GURU ialah tempat saya menimba wawasan dan menjadikan diri menjadi pribadi hebat dimasa depan kelak. Dia adalah malaikat disetiap proses dalam membina para siswa dan menjadikannya siswa hebat. Dia pribadi hebat,baik,sabar dan adil. Saya menjadikan guru disetiap mata pelajaran dan guru indonesia lainnya adalah malaikat dihati saya. Terima kasih wahai guru tercinta telah menjadikan saya pribadi cerdas tetapi tidak abaikan ibadah kepada ALLAH SWT Saya berterima kasih pada guru tercinta dan doa saya menyertai para guru

***

Ketika guru pipis berdiri dan siswanya pipis berlari. Ketika guru seperti cermin memperlihatkan wajah kita. Salah siapa sampah di mana-mana? Salah siapa ketika kita tak bisa antri? Salah siapa perampok harta rakyat merajalela? Maka selamat hari guru adalah keniscayaan... Bila guru bisa memberi nilai nyata di kehidupan nyata, nilai rasa di hati selama hati masih bisa merasa, dan nilai adab dalam peradaban kita. Selamat hari guru kepada guru-guru bila mereka benar-benar guru.

***

kalau bicara idola pasti banyak jawabannya. kalau bicara soal pahlawan pasti berkaitan atas jasanya. tapi ini lebih dari sebuah jasa. lebih dari sekadar pahlawan. Ini adalah teladan dan keikhlasannya dalam dedikasi ialah guru si pahlawan tanpa batas.

***

Guru sebenarnya adalah siapa?
Siapa saja, diantara banyaknya Insan pemberi penerang
Tanpa tanda jasa, yang ada amal tiada riya
Siapa saja, mampir memberi setetes penjelasan suatu makna
Siapa saja, caranya meraih hati siswa lewat akhlak nan mulia
Berkorban bukan lewat kekerasan tapi lewat pelajaran
Ikhlas adalah modal, dan harta tak ternilai

***

Mereka memberi warna biar tak kelam, saat kita melewati jalan. Tak mesti berpakaian senada tiap hari, sebab, adakalanya mereka hanyalah benda mati. Tan hanya melihat dari sosoknya saja, tetapi lihatlah kita telah memperoleh manfaat apa darinya. Lantas, jika menafsirkan ada di antaranya nan berjasa, maka tambahkan doa kepadanya. Karena, siapa dan apa saja jika berada di hadapan kita, mereka adalah guru.

***

Ia adalah sosok guru bersahaja nan dermawan. Hari Selasa kemarin pak Raihan bertanya kepada siswanya. "Kalian jawablah amal apa masih menemani sampai kiamat tiba?"
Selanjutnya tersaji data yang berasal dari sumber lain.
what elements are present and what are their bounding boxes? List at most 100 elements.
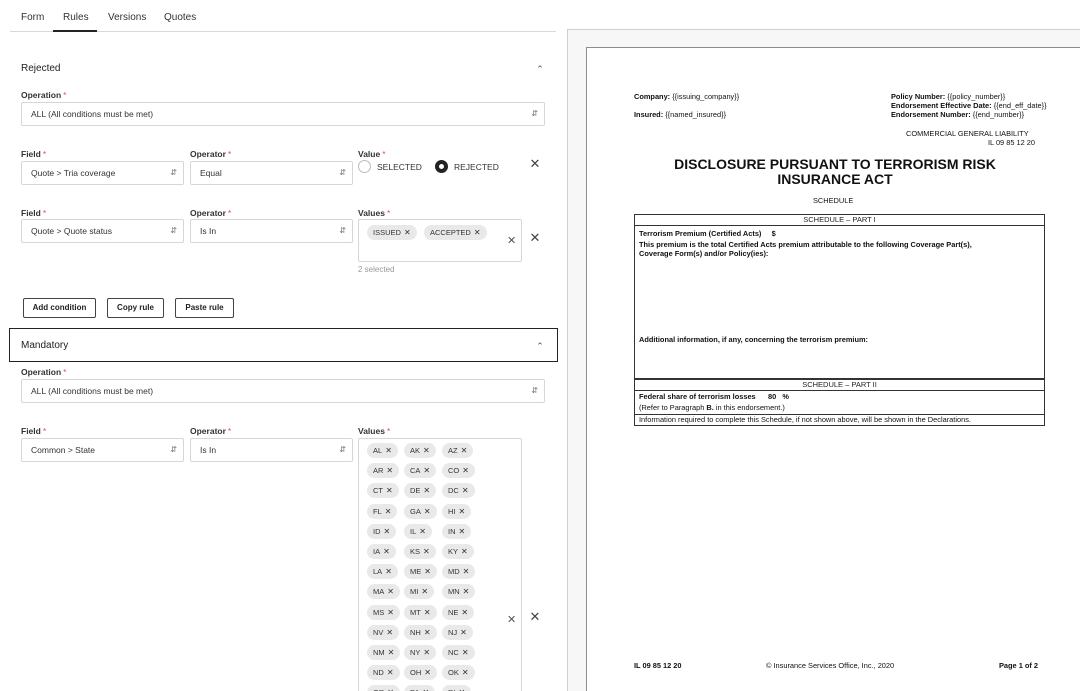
chip-state[interactable]: NV ✕: [367, 624, 400, 640]
chip-state[interactable]: IA ✕: [367, 544, 396, 559]
operation-select[interactable]: ALL (All conditions must be met) ⇵: [21, 102, 545, 126]
chip-state[interactable]: NJ ✕: [442, 624, 473, 640]
close-icon[interactable]: ✕: [460, 628, 467, 637]
chip-state[interactable]: LA ✕: [367, 564, 398, 580]
tab-rules[interactable]: Rules: [53, 12, 97, 32]
remove-condition-close-icon[interactable]: ✕: [529, 610, 541, 623]
operation-select[interactable]: ALL (All conditions must be met) ⇵: [21, 379, 545, 403]
operator-select[interactable]: Is In ⇵: [190, 219, 353, 243]
chip-state[interactable]: NC ✕: [442, 645, 475, 660]
clear-values-close-icon[interactable]: ✕: [507, 613, 516, 626]
chip-state[interactable]: HI ✕: [442, 503, 472, 519]
operator-select[interactable]: Is In ⇵: [190, 438, 353, 462]
radio-selected[interactable]: [358, 160, 371, 173]
chip-state[interactable]: MT ✕: [404, 604, 437, 620]
field-select[interactable]: Quote > Quote status ⇵: [21, 219, 184, 243]
clear-values-close-icon[interactable]: ✕: [507, 234, 516, 247]
close-icon[interactable]: ✕: [461, 608, 468, 617]
field-select[interactable]: Common > State ⇵: [21, 438, 184, 462]
field-select[interactable]: Quote > Tria coverage ⇵: [21, 161, 184, 185]
chip-state[interactable]: DE ✕: [404, 483, 437, 499]
close-icon[interactable]: ✕: [384, 527, 391, 536]
close-icon[interactable]: ✕: [423, 648, 430, 657]
close-icon[interactable]: ✕: [424, 567, 431, 576]
chip-state[interactable]: IN ✕: [442, 523, 472, 539]
paste-rule-button[interactable]: Paste rule: [175, 298, 234, 318]
chip-state[interactable]: NE ✕: [442, 604, 475, 620]
chip-state[interactable]: CT ✕: [367, 483, 399, 499]
close-icon[interactable]: ✕: [424, 668, 431, 677]
close-icon[interactable]: ✕: [386, 486, 393, 495]
chip-state[interactable]: CO ✕: [442, 463, 475, 479]
radio-rejected[interactable]: [435, 160, 448, 173]
mandatory-section-header[interactable]: [9, 328, 558, 362]
close-icon[interactable]: ✕: [461, 547, 468, 556]
chip-state[interactable]: OK ✕: [442, 665, 475, 681]
close-icon[interactable]: ✕: [421, 587, 428, 596]
chip-state[interactable]: MS ✕: [367, 604, 400, 620]
close-icon[interactable]: ✕: [462, 466, 469, 475]
close-icon[interactable]: ✕: [387, 608, 394, 617]
close-icon[interactable]: ✕: [385, 507, 392, 516]
chip-state[interactable]: NY ✕: [404, 645, 437, 660]
close-icon[interactable]: ✕: [385, 446, 392, 455]
chip-state[interactable]: MD ✕: [442, 564, 476, 580]
close-icon[interactable]: ✕: [424, 507, 431, 516]
chip-state[interactable]: OH ✕: [404, 665, 437, 681]
value-radio-rejected[interactable]: REJECTED: [435, 160, 499, 173]
chip-state[interactable]: AR ✕: [367, 463, 400, 479]
chip-accepted[interactable]: ACCEPTED ✕: [424, 225, 487, 240]
chip-state[interactable]: ME ✕: [404, 564, 437, 580]
close-icon[interactable]: ✕: [463, 587, 470, 596]
tab-form[interactable]: Form: [21, 12, 44, 32]
close-icon[interactable]: ✕: [423, 486, 430, 495]
chip-state[interactable]: PA✕: [404, 685, 436, 691]
chip-state[interactable]: GA ✕: [404, 503, 437, 519]
values-multiselect[interactable]: ISSUED ✕ ACCEPTED ✕ ✕: [358, 219, 522, 262]
chip-state[interactable]: MI ✕: [404, 584, 435, 600]
chip-state[interactable]: IL ✕: [404, 523, 432, 539]
value-radio-selected[interactable]: SELECTED: [358, 160, 422, 173]
close-icon[interactable]: ✕: [423, 446, 430, 455]
chip-state[interactable]: RI✕: [442, 685, 472, 691]
chip-state[interactable]: MN ✕: [442, 584, 476, 600]
chevron-up-icon[interactable]: ⌃: [535, 64, 545, 74]
state-values-multiselect[interactable]: ✕ AL ✕ AK ✕ AZ ✕ AR ✕ CA ✕ CO ✕ CT ✕ DE ✕ DC ✕ FL ✕ GA ✕ HI ✕ ID…: [358, 438, 522, 691]
close-icon[interactable]: ✕: [459, 527, 466, 536]
close-icon[interactable]: ✕: [424, 608, 431, 617]
close-icon[interactable]: ✕: [385, 567, 392, 576]
chip-state[interactable]: MA ✕: [367, 584, 400, 600]
chip-state[interactable]: AL ✕: [367, 443, 398, 458]
close-icon[interactable]: ✕: [462, 648, 469, 657]
close-icon[interactable]: ✕: [462, 668, 469, 677]
chip-state[interactable]: AZ ✕: [442, 443, 474, 458]
close-icon[interactable]: ✕: [383, 547, 390, 556]
chip-state[interactable]: AK ✕: [404, 443, 436, 458]
chip-state[interactable]: ND ✕: [367, 665, 400, 681]
chip-state[interactable]: OR✕: [367, 685, 400, 691]
chip-state[interactable]: CA ✕: [404, 463, 437, 479]
chip-state[interactable]: ID ✕: [367, 523, 397, 539]
close-icon[interactable]: ✕: [461, 446, 468, 455]
close-icon[interactable]: ✕: [462, 486, 469, 495]
close-icon[interactable]: ✕: [387, 668, 394, 677]
chip-state[interactable]: FL ✕: [367, 503, 398, 519]
close-icon[interactable]: ✕: [386, 466, 393, 475]
copy-rule-button[interactable]: Copy rule: [107, 298, 164, 318]
close-icon[interactable]: ✕: [423, 466, 430, 475]
close-icon[interactable]: ✕: [388, 648, 395, 657]
chevron-up-icon[interactable]: ⌃: [535, 341, 545, 351]
operator-select[interactable]: Equal ⇵: [190, 161, 353, 185]
chip-state[interactable]: NH ✕: [404, 624, 437, 640]
remove-condition-close-icon[interactable]: ✕: [529, 231, 541, 244]
add-condition-button[interactable]: Add condition: [23, 298, 96, 318]
tab-quotes[interactable]: Quotes: [164, 12, 196, 32]
chip-state[interactable]: KY ✕: [442, 544, 474, 559]
close-icon[interactable]: ✕: [386, 628, 393, 637]
close-icon[interactable]: ✕: [474, 228, 481, 237]
remove-condition-close-icon[interactable]: ✕: [529, 157, 541, 170]
chip-state[interactable]: NM ✕: [367, 645, 401, 660]
chip-state[interactable]: KS ✕: [404, 544, 436, 559]
close-icon[interactable]: ✕: [463, 567, 470, 576]
close-icon[interactable]: ✕: [387, 587, 394, 596]
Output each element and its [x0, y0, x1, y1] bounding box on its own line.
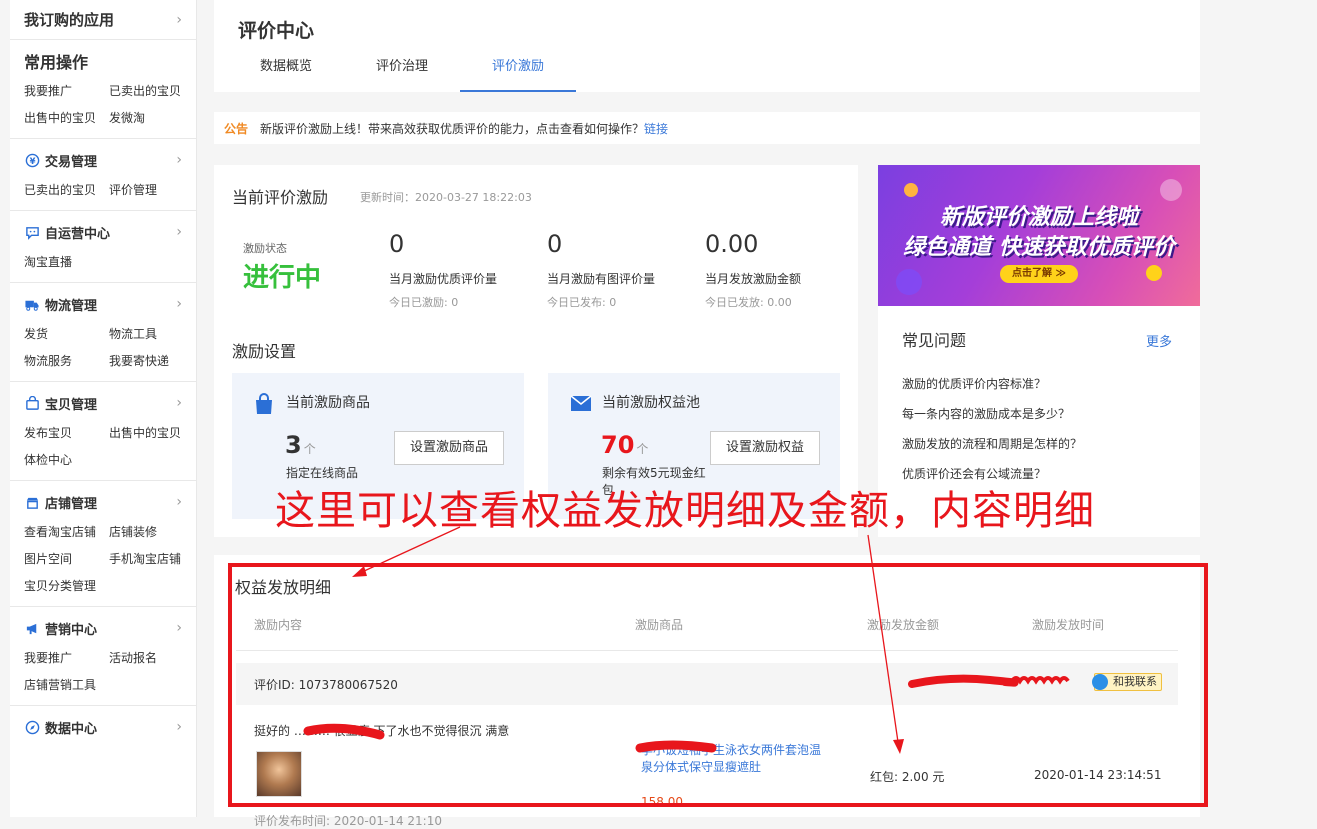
highlight-box — [228, 563, 1208, 807]
annotation-caption: 这里可以查看权益发放明细及金额，内容明细 — [275, 488, 1095, 534]
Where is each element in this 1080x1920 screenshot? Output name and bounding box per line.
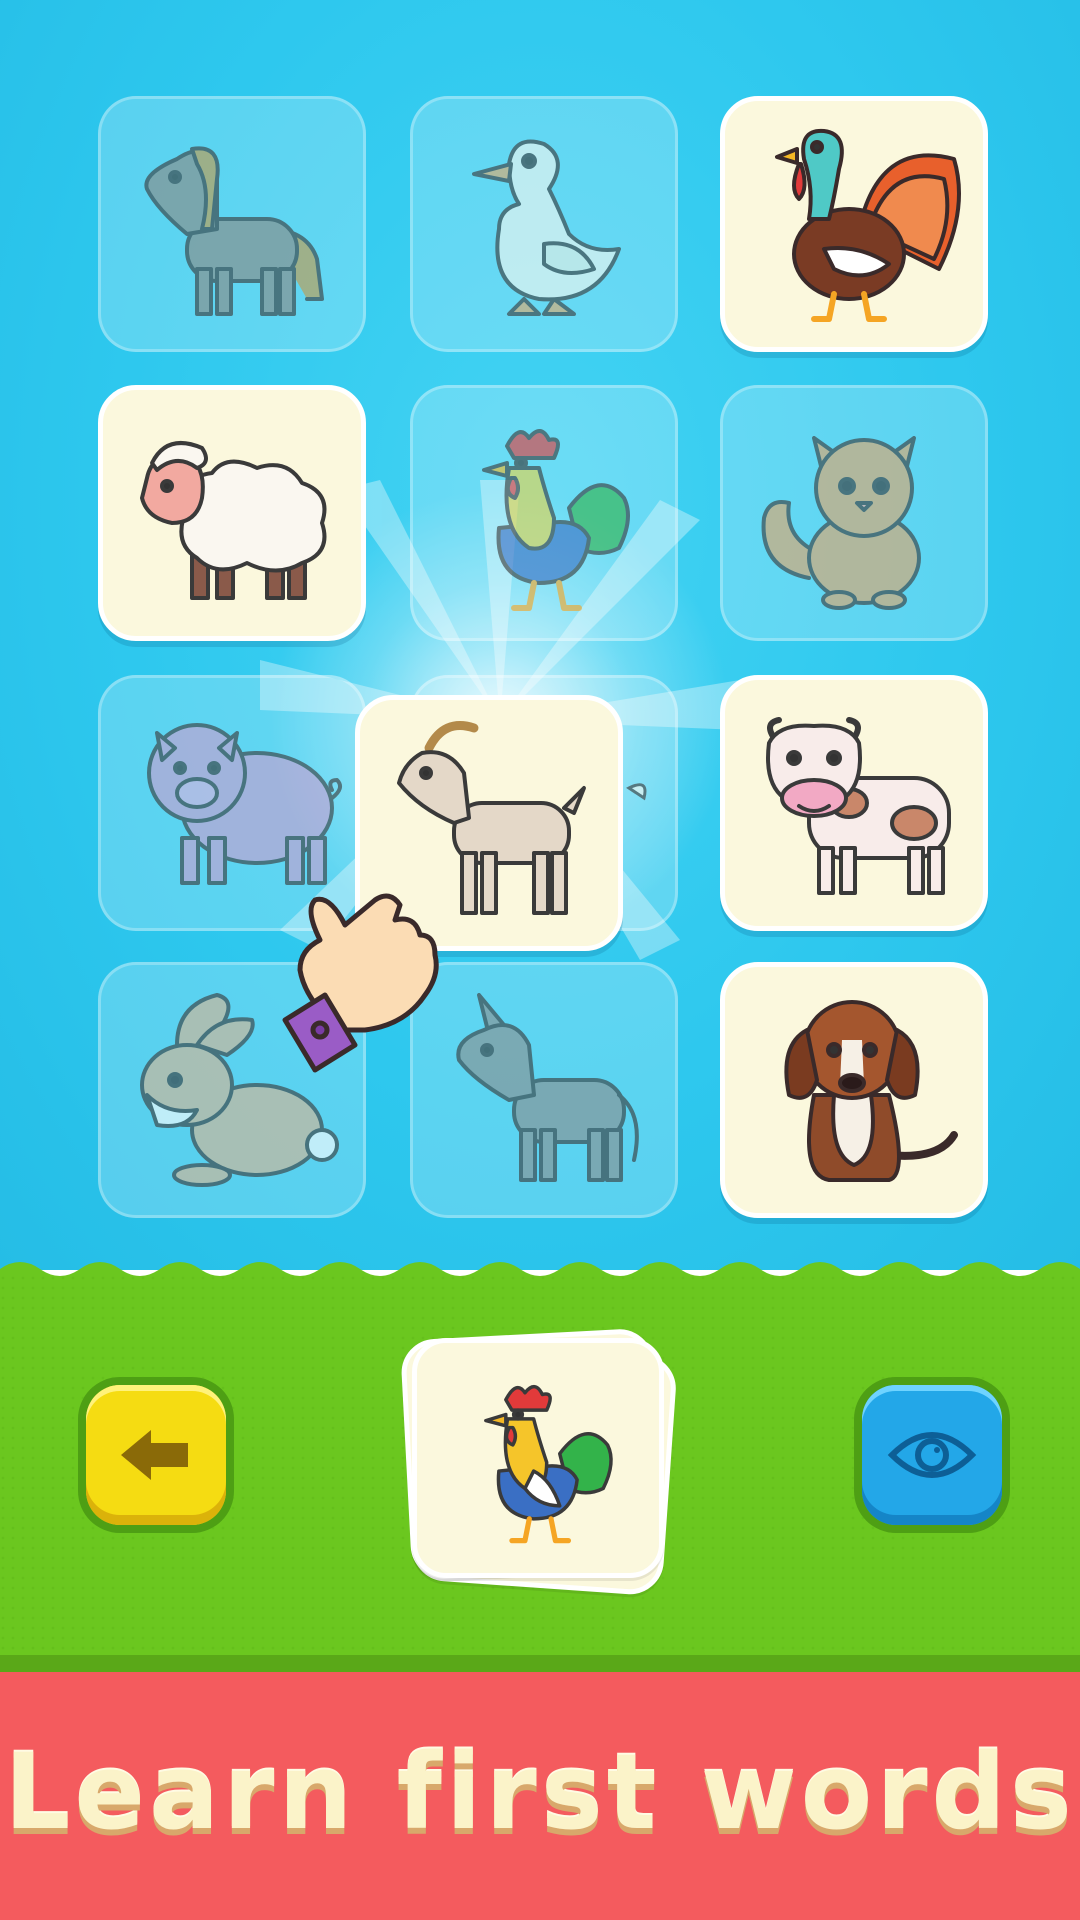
stack-card-front bbox=[412, 1338, 664, 1578]
dog-icon bbox=[784, 1000, 958, 1182]
goat-icon bbox=[397, 721, 586, 915]
promo-banner: Learn first words bbox=[0, 1672, 1080, 1920]
back-button[interactable] bbox=[86, 1385, 226, 1525]
rooster-icon bbox=[482, 429, 630, 611]
sheep-icon bbox=[140, 441, 327, 600]
cat-icon bbox=[761, 436, 921, 610]
card-pig[interactable] bbox=[98, 675, 366, 931]
card-donkey[interactable] bbox=[410, 962, 678, 1218]
card-dog[interactable] bbox=[720, 962, 988, 1218]
eye-icon bbox=[887, 1432, 977, 1478]
card-rooster[interactable] bbox=[410, 385, 678, 641]
rooster-icon bbox=[484, 1384, 613, 1544]
back-arrow-icon bbox=[121, 1430, 188, 1480]
turkey-icon bbox=[775, 128, 961, 322]
hint-button[interactable] bbox=[862, 1385, 1002, 1525]
card-turkey[interactable] bbox=[720, 96, 988, 352]
card-cow[interactable] bbox=[720, 675, 988, 931]
donkey-icon bbox=[456, 993, 639, 1182]
card-duck[interactable] bbox=[410, 96, 678, 352]
horse-icon bbox=[144, 146, 324, 316]
card-goat-dragging[interactable] bbox=[355, 695, 623, 951]
rabbit-icon bbox=[140, 993, 339, 1187]
card-rabbit[interactable] bbox=[98, 962, 366, 1218]
duck-icon bbox=[472, 139, 621, 316]
cow-icon bbox=[766, 717, 951, 895]
card-cat[interactable] bbox=[720, 385, 988, 641]
card-horse[interactable] bbox=[98, 96, 366, 352]
pig-icon bbox=[147, 723, 343, 885]
card-sheep[interactable] bbox=[98, 385, 366, 641]
target-word-card[interactable] bbox=[399, 1327, 679, 1597]
banner-title: Learn first words bbox=[4, 1731, 1076, 1853]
"Doa anak sholeh, pendidikan bermanfaat, dan amal jariyah, Pak," jawab siswanya. Hari ini tiba-tiba ajal menemuinya, insyaAllah semua amal baik menjadi miliknya.

***

Dialah pahlawan yang telah mencetak generasi peradaban zaman karena sosok dialah menjadikan berbagai figur2 teladan yang menjadi pemimpin-pemimpin besar sepanjang masa. Sungguh jasa-jasamu yg telah mencerdaskan anak bangsa negeri ini. Terima kasih pahlawan bangsa

***

GURU di pedalaman adalah sosok inspiratif rakyat.
Ia rela mendidik para siswa tanpa pamrih dan aneka syarat, padahal medannya benar-benar berat.
Jasanya besar meski tak dibayar wajar.
Selayak matahari fajar, sinarnya indah kala berpijar.
Dari merekalah kita bisa belajar, mencapai cita-cita, dan memetik banyak i'tibar.